As for buttons, all you need is a basic needle and matching thread for your garment. Bravo suggests looking up YouTube tutorials to find great guides on how to do it. But perhaps her biggest tip here is to remember that it “doesn’t have to look perfect.” All that matters is that it looks good to you.
Okay, so here’s where things get a little more technical, but you’ve made it this far, so keep going. Personally, I’ve had a pair of jeans with a big rip in them (on the right thigh on the front) that I didn't know what to do with. Bravo suggests mending them by adding a patch over the top and making it a key feature of the garment.
But there are other options as well. One is a movement from Japan called Shashiko, which is predominantly about repairing denim with white thread. Bravo tells me that this is to show how mending something can be beautiful and celebrated and made part of the garment’s story.
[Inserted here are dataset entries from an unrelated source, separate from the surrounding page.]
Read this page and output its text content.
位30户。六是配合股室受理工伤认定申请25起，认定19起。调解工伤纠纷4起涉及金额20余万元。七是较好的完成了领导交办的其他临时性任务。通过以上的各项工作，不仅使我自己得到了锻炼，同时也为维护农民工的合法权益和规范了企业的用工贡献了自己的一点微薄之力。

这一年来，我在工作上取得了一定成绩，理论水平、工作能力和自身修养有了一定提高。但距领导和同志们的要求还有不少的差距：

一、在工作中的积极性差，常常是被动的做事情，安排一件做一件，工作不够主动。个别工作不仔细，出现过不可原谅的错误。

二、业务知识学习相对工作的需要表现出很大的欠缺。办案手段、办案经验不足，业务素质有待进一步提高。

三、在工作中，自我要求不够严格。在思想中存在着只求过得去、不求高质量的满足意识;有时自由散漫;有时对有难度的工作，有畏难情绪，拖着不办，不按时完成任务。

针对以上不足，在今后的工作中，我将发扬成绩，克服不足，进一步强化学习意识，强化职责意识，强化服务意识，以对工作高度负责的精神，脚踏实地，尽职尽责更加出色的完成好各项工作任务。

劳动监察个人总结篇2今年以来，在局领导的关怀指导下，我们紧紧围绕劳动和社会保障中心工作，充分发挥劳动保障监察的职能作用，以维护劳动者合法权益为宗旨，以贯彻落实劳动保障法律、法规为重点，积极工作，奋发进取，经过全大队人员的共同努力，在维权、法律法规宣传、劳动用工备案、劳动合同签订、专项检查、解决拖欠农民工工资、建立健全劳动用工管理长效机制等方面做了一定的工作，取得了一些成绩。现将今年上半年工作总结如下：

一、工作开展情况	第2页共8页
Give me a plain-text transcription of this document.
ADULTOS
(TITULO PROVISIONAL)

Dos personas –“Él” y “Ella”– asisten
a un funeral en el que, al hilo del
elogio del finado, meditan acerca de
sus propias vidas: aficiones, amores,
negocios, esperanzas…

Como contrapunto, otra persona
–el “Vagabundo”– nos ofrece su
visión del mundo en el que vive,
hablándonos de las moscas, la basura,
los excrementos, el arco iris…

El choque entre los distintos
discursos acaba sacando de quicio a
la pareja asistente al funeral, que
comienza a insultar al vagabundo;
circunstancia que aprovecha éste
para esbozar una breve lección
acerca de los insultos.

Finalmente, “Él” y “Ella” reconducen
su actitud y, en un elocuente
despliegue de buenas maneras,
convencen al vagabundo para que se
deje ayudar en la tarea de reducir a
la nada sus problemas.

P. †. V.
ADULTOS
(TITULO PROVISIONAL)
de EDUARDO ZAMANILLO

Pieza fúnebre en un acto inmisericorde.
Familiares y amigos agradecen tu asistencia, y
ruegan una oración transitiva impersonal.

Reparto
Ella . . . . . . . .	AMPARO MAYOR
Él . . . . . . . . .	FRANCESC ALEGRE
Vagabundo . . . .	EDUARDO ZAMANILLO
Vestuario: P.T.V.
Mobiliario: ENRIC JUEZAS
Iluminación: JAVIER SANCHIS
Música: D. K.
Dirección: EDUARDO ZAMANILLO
Finally, you could always cover up the “offending” areas with an embroidered patchwork. Bravo loves the Stay Home Club’s pieces, which you can iron on. Keep scrolling for everything you might need to get a bit more technical with your repairs. Remember: There’s always YouTube to help guide you through.
There are, of course, instances where a piece of clothing isn’t salvageable. For example, if there’s a stain that won’t come out. For that, Bravo suggests experimenting with tie-dye. “Everyone is going crazy for it in lockdown, and it plays into the ’90s style trend too.”
You could always consider turning a dress into a top or a skirt if you’re not a fan of a part of the item or simply turn a maxi dress into a midi. However, Bravo reminds me that you want to take it slowly as you don’t want to end up having cut too much off: “It takes bravery but always cut off less than you need.”
Finally, she says, “If something is completely unsalvageable, keep your fabric and use it as wrapping paper, use scraps for cleaning or even make some scrunchies. There are so many ways you can still use them.”